Wird dann wahrscheinlich ein Freund mit einer russischen URL sein. Wenn der schon STEP7 hat, dann ist bestimmt auch PLCSIM als ein freundschaftliches Geschenk denkbar. *ROFL*

Ich finde sowas einfach nur zum Kotzen ...

Gruß

Question_mark


----------



## Gerhard Bäurle (24 März 2010)

@4l und @qm

Vielleicht ist es ja die *Lite*? (ja ich bin unbelehrbar 
und glaube an das Gute im Menschen)

@Stef
Falls es die Lite-Version ist, da gibt es keine Anbindung
an die PLCSIM.


----------



## vierlagig (24 März 2010)

Question_mark schrieb:


> Wird dann wahrscheinlich ein Freund mit einer russischen URL sein.

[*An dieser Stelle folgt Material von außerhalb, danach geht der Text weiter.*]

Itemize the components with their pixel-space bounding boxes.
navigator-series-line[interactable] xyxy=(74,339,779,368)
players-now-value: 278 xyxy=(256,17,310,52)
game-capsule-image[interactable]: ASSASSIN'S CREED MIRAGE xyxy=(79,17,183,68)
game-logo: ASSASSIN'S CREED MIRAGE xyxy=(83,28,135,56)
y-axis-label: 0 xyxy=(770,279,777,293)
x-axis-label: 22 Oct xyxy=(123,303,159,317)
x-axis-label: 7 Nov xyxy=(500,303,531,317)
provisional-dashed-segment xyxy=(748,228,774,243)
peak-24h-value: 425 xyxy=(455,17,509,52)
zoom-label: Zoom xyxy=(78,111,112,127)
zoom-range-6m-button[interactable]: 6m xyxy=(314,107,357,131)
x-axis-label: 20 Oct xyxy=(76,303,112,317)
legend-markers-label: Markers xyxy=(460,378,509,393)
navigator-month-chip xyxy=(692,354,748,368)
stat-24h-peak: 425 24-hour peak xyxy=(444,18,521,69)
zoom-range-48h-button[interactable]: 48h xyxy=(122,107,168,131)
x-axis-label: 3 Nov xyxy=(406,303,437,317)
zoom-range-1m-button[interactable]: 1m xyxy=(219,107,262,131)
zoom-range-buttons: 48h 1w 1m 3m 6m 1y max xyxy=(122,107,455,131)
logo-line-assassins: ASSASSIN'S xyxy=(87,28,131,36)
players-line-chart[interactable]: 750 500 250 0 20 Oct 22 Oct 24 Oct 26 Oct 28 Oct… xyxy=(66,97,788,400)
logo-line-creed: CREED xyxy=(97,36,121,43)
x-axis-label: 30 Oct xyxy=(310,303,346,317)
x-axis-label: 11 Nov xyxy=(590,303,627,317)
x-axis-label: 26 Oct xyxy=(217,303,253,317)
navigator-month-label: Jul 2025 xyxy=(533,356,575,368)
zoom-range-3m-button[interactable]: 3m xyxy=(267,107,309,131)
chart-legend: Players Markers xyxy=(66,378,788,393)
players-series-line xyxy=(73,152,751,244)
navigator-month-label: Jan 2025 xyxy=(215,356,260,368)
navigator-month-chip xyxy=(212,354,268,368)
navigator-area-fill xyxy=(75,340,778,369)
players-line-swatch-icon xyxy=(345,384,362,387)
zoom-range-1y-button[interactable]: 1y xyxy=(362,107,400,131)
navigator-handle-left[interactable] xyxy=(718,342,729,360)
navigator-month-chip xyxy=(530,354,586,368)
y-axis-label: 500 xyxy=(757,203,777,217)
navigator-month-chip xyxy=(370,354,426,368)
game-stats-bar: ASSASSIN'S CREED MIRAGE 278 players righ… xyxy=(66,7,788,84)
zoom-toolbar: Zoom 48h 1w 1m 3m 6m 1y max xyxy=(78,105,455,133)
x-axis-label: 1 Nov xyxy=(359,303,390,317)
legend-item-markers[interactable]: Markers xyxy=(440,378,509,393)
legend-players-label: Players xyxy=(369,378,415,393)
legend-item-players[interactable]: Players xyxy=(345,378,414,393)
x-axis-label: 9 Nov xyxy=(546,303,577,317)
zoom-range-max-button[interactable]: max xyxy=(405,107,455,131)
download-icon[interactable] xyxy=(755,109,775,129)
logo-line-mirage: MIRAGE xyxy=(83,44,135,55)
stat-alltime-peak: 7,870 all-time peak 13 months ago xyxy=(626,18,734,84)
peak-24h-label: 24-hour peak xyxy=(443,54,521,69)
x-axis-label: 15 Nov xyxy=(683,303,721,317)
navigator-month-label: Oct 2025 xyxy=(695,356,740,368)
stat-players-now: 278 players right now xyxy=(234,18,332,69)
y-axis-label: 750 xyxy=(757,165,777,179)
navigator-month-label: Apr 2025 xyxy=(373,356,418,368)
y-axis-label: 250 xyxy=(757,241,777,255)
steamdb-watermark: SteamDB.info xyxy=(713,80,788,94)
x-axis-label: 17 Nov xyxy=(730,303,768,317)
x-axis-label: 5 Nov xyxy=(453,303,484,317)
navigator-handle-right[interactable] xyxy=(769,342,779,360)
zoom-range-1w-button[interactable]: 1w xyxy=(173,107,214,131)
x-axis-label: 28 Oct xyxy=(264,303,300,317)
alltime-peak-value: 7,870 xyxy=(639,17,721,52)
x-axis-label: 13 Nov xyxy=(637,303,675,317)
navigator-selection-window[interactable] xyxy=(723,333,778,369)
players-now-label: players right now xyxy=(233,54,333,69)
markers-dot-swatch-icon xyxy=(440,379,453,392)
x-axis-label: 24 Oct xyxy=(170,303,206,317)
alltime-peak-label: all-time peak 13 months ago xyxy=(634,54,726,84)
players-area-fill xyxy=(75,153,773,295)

ist schon seit einer woche down ... :sw13:

@gerhard
ich glaub nicht an die lite geschichte...


----------



## Question_mark (24 März 2010)

*Stef sein Freund ....*

Hallo,



			
				stef schrieb:
			
		

> ist schon seit einer woche down



Oooch, das tut mir aber wirklich leid für den Stef 
Da hat er so einen guten Freund, und nun ist der Gute so schnell und ohne Vorwarnung verschieden  *ROFL*

Gruß

Question_mark


----------



## vierlagig (24 März 2010)

auch wenn du das zitat falsch zugeordnet hast... von den russen konnte man viel lernen! aber offensichtlich war diese gratwanderung am rande der legalität dann wohl doch nicht so feierlich, bwohl ja meist nur rapidshare gelinkt war ... ich für meinen teil, werde dieses tolle forum jedenfalls vermissen!


----------



## MeisterLampe81 (24 März 2010)

Das böse russische Forum ist zwar down, aber die "Backgroundseite" ist immer noch up..

@4l: Was kann man denn von denen lernen?? Kyrillisch?? Oder meinste die Sache mit der organisierten Kriminalität??


gruß
MeisterLampe81


----------



## Gerhard K (24 März 2010)

MeisterLampe81 schrieb:


> Das böse russische Forum ist zwar down, aber die "Backgroundseite" ist immer noch up..
> 
> @4l: Was kann man denn von denen lernen?? Kyrillisch?? Oder meinste die Sache mit der organisierten Kriminalität??
> 
> ...


 
wer frei von jeder sünde ist, werfe den ersten stein.
hier laufen ja(fast) nur heilige herum.


----------



## PN/DP (25 März 2010)

*Step7 Lite kann mit PLCSIM*

PLCSIM ist so ziemlich das einzige Step7-Optionspaket, was man auch in Step7 Lite nutzen kann.

Gruß
Harald


----------



## Gerhard Bäurle (25 März 2010)

PN/DP schrieb:


> PLCSIM ist so ziemlich das einzige Step7-Optionspaket, was man auch in Step7 Lite nutzen kann.



Danke, wieder etwas gelernt. TeleService geht wohl auch, 
hier ein *Vergleich*.


----------



## PN/DP (25 März 2010)

Danke Gerhard für den Link. Diesen übersichtlichen Vergleichsbeitrag kannte ich noch nicht.

Gruß
Harald


----------



## Stef (25 März 2010)

Ja klar ist es die Lite Version...


----------



## PN/DP (26 März 2010)

Stef schrieb:


> ... wie kann ich ein Programm simulieren oder visualieren damit man irgendwie was sieht oder testen kann was man programmiert hat!??





Stef schrieb:


> Ja klar ist es die Lite Version...


Dann sind ja mein Beitrag #11 und der Beitrag von Gerhard #12 genau die Antworten auf Deine Frage.

Du kannst mit S7-PLCSIM Deine Programme simulieren.
Visualisieren wird schwieriger, die meisten Visualisierungsprogramme kosten (viel) Geld.

Gruß
Harald


----------